Le dialogue social avec les représentant.e.s du personnel

Les expériences territoriales montrent qu’il est essentiel de maintenir et de développer la qualité du dialogue social, parfois mis de côté par peur du conflit. En effet, dans un contexte incertain, les agent.e.s et structures de coordination et de représentation du personnel sont un levier pour aider à la mise en place de l’intercommunalité et réguler le stress parfois associé à celle-ci. 

 

Ainsi, dans le cadre des mutualisations, le dialogue social peut à la fois devenir une méthode, un enjeu et un facteur clé de réussite de la réorganisation.

 

Accéder aux ressources

  • Les accords de Bercy de 2008, la loi du 5 juillet 2010 relative à la rénovation du dialogue social et la circulaire du 22 juin 2011 redonnent de la force au dialogue social. Ils rénovent les instances et leur donnent plus de poids, élargissent le champ des négociations et autorisent l’expérimentation du dialogue social sur le terrain avec souplesse et pragmatisme. 

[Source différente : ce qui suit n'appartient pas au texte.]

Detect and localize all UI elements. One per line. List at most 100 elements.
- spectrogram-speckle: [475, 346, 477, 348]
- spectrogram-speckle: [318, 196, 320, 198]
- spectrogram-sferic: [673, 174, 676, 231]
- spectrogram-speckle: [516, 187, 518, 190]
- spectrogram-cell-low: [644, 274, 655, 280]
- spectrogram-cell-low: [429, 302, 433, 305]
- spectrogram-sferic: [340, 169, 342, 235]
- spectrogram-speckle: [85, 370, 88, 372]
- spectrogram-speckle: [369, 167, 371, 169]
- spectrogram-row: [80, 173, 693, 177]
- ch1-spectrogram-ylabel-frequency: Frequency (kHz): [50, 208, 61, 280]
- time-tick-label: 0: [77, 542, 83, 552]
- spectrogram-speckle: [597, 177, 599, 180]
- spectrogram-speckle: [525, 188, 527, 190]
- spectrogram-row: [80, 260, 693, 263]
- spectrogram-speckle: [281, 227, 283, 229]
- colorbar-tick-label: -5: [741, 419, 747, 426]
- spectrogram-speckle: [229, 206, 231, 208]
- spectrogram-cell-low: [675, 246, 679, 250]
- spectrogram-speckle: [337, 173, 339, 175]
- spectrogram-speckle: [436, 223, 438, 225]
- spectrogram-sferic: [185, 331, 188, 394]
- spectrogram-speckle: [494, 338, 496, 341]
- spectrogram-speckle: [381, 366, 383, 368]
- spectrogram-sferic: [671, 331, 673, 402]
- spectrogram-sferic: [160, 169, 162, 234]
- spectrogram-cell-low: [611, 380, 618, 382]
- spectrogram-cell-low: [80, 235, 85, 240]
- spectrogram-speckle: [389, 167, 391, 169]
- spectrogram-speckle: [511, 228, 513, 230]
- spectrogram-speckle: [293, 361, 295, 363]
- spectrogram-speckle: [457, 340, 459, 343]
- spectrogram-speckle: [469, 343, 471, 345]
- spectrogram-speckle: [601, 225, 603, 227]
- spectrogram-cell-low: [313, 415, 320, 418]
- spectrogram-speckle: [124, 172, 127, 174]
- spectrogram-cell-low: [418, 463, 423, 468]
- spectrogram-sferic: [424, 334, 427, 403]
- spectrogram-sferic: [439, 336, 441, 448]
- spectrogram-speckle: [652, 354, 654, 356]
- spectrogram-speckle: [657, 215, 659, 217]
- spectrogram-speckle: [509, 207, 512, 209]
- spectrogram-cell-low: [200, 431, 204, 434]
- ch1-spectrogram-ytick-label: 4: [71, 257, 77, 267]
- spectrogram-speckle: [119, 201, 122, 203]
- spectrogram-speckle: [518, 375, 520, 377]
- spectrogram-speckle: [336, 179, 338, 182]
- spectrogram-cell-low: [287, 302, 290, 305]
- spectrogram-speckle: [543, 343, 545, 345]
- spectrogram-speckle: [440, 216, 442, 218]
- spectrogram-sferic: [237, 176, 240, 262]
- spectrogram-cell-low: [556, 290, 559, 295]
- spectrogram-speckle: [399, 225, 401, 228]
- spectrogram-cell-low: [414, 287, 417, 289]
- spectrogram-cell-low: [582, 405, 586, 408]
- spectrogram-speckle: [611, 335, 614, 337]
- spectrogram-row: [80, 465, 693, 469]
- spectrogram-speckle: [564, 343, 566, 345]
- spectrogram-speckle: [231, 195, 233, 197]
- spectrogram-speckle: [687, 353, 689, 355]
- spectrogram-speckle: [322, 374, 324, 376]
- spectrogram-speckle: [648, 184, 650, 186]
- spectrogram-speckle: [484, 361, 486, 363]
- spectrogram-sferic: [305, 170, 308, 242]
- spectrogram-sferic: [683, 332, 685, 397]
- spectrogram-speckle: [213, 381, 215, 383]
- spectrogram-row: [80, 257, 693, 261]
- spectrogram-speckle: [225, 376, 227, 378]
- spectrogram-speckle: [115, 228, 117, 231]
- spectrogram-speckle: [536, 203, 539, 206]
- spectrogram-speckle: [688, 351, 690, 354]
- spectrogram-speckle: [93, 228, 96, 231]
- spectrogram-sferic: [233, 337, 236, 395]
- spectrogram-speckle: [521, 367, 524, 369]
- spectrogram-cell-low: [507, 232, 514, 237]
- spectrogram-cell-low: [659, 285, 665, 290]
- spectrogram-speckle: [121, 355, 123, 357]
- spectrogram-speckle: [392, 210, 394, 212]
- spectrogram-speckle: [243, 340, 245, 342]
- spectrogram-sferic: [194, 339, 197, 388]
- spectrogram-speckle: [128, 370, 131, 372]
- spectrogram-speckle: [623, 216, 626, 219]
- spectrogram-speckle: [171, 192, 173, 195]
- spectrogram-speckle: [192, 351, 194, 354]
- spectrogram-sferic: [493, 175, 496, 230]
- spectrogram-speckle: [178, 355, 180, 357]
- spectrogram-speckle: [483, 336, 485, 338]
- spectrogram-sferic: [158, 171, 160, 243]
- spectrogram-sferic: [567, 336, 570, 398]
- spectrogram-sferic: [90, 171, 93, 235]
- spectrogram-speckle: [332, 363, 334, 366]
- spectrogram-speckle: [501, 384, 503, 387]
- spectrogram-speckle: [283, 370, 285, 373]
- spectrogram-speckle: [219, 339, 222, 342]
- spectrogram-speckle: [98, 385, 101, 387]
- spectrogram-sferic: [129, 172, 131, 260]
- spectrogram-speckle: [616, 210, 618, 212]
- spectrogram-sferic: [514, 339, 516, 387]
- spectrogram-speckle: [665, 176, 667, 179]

  • Les réorganisations territoriales interpellent le dialogue social sur deux points :

    • les transferts de personnel bouleversent les rapports de force entre les instances de représentation du personnel des organisations de départ et des organisations d’accueil. De plus, ces instances n’ont pas toujours la même culture syndicale, ce qui peut nécessiter des ajustements ;

    • la reconfiguration des services amène des personnels à cohabiter, alors même qu’ils n’ont pas les mêmes conditions de carrière et de représentation syndicale.

La réforme est un moment opportun de négociation, qui peut être conduite de différentes façons en fonction du contexte territorial :

  • lentement, en prenant le temps de préparer les changements, de faire émerger tous les points de discorde et de susciter écoute, échange et analyse ;

  • rapidement, avec un calendrier contraint, afin de susciter la réactivité et d’éviter l’enlisement sur des points litigieux qui risqueraient de bloquer la mise en place de la réforme.

C’est la bonne connaissance du contexte territorial et de ses acteur.rice.s qui doit guider la décision sur ce point. En revanche, dans les 2 cas, il apparaît essentiel d’anticiper et d’organiser le dialogue social en amont de la réforme, en lien étroit avec les directions des ressources humaines.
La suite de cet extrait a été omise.